Asıl üzücü olan ise, Birol Güven'e “Türk sinemasının altın çocuğu” unvanının verilmesi..!!!!Çocuklar duymasın,en son babalar duyar, kadın isterse, ayrılsak ta beraberiz gibi pek çok dizinin senaryosunu yazan senarist oluşu, üzücü olan…Altını böyle ise diğerlerinin yaptığı ve yapacağı hataları düşünmek bile çok korkunç…!

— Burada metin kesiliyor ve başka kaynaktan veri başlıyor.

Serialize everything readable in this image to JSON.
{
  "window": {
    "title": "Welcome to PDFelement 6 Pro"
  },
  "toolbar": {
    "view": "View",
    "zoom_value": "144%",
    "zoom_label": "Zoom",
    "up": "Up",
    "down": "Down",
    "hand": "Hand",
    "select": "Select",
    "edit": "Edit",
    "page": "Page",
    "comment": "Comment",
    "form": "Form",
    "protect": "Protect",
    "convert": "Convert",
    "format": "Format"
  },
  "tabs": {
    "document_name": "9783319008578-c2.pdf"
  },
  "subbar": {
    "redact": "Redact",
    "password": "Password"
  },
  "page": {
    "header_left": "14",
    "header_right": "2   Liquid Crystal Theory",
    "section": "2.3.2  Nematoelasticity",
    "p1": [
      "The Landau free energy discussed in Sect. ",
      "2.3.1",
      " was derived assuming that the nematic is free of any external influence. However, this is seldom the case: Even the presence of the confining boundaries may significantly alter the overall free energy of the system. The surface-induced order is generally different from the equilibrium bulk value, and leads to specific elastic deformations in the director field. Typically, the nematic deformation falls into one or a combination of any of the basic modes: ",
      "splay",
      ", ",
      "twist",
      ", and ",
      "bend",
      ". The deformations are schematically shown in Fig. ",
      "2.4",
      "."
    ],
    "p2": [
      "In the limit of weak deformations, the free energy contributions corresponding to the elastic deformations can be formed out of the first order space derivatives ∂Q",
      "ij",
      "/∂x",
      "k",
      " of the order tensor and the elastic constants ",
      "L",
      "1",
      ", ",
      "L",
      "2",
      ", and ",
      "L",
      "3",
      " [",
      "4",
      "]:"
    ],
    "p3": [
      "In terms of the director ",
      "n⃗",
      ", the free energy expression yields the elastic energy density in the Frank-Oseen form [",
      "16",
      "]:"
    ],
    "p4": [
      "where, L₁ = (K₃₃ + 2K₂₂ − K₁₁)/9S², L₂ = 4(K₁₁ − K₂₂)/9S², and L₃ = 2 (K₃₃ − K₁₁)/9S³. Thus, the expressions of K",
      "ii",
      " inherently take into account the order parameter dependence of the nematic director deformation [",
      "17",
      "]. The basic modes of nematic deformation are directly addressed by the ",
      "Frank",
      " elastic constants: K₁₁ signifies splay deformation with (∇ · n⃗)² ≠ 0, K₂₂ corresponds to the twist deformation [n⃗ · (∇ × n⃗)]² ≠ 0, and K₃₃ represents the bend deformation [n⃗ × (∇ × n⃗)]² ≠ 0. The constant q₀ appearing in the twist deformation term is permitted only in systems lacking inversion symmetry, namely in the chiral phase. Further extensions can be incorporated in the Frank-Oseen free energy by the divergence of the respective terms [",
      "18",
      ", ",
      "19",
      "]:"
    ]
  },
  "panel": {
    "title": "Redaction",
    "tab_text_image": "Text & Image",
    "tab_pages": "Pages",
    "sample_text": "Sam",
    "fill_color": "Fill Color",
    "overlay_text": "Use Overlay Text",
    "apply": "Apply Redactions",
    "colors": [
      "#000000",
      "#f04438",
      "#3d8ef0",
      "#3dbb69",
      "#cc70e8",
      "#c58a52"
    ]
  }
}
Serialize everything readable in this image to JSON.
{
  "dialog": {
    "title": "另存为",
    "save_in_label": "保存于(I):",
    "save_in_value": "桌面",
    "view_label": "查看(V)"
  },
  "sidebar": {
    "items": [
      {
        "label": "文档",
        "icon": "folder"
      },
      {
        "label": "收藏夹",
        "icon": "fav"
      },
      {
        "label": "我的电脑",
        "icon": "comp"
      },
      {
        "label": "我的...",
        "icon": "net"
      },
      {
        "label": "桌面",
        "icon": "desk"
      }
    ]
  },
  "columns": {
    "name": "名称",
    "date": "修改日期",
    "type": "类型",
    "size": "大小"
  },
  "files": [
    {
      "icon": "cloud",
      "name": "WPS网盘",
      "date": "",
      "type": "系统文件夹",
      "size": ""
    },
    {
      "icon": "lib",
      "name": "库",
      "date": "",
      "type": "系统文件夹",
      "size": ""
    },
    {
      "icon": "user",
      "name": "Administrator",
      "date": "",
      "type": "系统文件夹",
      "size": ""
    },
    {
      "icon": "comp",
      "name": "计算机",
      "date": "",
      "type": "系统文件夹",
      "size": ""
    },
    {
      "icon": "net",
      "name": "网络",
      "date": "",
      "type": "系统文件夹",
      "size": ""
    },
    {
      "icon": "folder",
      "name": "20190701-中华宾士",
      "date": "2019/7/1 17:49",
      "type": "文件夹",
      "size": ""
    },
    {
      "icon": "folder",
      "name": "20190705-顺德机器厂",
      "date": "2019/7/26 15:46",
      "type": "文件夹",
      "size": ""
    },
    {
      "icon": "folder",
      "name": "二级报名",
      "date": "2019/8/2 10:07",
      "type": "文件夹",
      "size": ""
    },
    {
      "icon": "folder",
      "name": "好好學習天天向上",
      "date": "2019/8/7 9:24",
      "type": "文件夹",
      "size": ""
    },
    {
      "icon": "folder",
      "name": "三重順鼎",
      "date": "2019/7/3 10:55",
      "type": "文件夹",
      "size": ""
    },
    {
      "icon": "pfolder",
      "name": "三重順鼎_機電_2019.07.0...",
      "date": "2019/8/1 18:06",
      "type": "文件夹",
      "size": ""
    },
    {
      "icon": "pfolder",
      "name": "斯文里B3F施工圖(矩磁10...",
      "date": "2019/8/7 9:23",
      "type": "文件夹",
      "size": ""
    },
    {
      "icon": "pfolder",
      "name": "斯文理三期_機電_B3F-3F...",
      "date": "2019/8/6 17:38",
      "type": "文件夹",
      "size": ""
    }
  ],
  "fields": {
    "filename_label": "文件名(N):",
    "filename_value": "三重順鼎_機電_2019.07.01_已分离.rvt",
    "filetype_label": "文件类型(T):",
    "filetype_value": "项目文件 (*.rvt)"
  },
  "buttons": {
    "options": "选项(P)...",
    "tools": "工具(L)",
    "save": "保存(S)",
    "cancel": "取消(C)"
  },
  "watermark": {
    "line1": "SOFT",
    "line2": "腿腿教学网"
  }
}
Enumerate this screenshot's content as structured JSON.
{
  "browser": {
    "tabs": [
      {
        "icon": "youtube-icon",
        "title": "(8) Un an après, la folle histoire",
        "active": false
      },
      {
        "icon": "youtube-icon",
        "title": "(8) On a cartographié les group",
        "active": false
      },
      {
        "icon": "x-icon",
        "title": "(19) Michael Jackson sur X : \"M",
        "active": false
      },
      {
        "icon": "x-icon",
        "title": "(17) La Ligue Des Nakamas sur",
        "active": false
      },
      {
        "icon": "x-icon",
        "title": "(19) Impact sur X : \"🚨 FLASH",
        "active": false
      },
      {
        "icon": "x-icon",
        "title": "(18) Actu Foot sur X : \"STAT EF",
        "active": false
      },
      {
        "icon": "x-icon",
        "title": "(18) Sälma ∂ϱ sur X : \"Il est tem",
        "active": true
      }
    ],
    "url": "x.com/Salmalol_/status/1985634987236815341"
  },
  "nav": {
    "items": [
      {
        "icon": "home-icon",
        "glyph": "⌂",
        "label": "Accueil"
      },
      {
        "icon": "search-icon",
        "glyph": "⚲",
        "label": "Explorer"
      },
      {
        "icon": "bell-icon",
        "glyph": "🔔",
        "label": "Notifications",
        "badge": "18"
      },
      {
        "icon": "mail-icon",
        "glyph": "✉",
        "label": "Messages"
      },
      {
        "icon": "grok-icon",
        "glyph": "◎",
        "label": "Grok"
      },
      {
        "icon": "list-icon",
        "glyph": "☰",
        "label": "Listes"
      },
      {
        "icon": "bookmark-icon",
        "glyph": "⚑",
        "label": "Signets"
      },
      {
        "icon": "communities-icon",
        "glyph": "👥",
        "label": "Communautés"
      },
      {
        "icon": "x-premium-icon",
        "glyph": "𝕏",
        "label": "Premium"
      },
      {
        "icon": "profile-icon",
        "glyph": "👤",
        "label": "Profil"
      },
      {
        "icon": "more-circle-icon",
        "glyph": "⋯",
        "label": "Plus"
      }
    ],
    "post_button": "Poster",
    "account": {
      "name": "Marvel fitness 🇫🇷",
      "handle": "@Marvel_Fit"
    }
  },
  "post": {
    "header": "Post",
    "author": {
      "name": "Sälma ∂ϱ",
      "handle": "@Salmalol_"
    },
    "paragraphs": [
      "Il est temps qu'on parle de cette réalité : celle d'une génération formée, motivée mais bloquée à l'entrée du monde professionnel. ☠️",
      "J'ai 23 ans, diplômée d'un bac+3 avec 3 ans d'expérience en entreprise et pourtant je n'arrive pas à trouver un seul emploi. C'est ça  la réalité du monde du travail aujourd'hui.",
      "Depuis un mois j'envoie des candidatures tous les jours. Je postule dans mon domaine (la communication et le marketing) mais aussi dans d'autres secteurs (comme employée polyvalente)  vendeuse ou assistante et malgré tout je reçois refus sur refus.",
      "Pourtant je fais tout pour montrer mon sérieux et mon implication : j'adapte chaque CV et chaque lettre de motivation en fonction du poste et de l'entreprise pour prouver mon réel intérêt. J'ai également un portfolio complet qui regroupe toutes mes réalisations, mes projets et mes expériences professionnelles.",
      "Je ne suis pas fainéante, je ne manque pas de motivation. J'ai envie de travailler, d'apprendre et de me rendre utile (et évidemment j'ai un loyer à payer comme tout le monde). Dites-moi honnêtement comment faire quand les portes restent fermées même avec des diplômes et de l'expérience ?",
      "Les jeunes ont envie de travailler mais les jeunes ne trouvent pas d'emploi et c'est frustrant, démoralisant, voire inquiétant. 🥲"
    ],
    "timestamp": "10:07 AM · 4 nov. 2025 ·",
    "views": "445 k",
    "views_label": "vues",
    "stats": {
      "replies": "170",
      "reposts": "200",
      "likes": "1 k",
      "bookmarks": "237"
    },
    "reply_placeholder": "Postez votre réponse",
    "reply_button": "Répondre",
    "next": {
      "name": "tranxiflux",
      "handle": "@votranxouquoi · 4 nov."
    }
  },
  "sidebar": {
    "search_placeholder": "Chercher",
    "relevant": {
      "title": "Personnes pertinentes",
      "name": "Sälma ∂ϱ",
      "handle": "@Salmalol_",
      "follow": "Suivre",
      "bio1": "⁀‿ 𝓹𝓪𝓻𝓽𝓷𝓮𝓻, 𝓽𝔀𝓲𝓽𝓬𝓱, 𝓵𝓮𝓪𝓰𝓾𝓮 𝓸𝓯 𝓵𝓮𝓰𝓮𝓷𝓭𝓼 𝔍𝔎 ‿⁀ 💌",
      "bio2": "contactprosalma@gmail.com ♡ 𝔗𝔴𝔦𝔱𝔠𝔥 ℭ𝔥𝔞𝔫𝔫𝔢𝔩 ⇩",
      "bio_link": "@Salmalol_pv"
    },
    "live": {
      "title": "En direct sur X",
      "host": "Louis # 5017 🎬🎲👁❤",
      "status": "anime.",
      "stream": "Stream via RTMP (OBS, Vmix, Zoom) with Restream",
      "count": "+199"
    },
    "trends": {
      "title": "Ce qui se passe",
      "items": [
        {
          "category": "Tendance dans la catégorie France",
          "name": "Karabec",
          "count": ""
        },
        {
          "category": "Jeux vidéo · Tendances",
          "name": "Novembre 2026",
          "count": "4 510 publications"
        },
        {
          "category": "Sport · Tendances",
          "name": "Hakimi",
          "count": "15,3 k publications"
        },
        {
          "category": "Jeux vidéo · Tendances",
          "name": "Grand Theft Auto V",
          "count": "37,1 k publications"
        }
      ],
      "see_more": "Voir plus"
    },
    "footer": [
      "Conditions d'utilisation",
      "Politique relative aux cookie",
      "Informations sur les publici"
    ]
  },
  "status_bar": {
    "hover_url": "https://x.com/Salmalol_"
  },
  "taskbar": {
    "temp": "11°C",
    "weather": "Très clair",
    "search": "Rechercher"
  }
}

Bu dizideki öğrencilerin kıravatlarını bağlamadan boyunlarına astıklarını,bazılarının derste sürekli sakız çiğnediklerini, Öğretmenlerine “hoca” diye hitap ettiklerini de yazmadan geçemedim.İnanın bu öğrenci tipi okullarda olmayan yada istisna olan tiplerdir.Hababam Sınıfında olduğu gibi ders çalışma dışında her türlü haltı işleyen öğrencilerin yer aldığı dizilerin “bizim liselerimiz böyledir” iması ile izleyiciye sunulmasından daha acı bir hadise olamaz.
Geleceğimizin güvencesi pırıl pırıl altın kalpli gençlere haksızlık etmeyelim.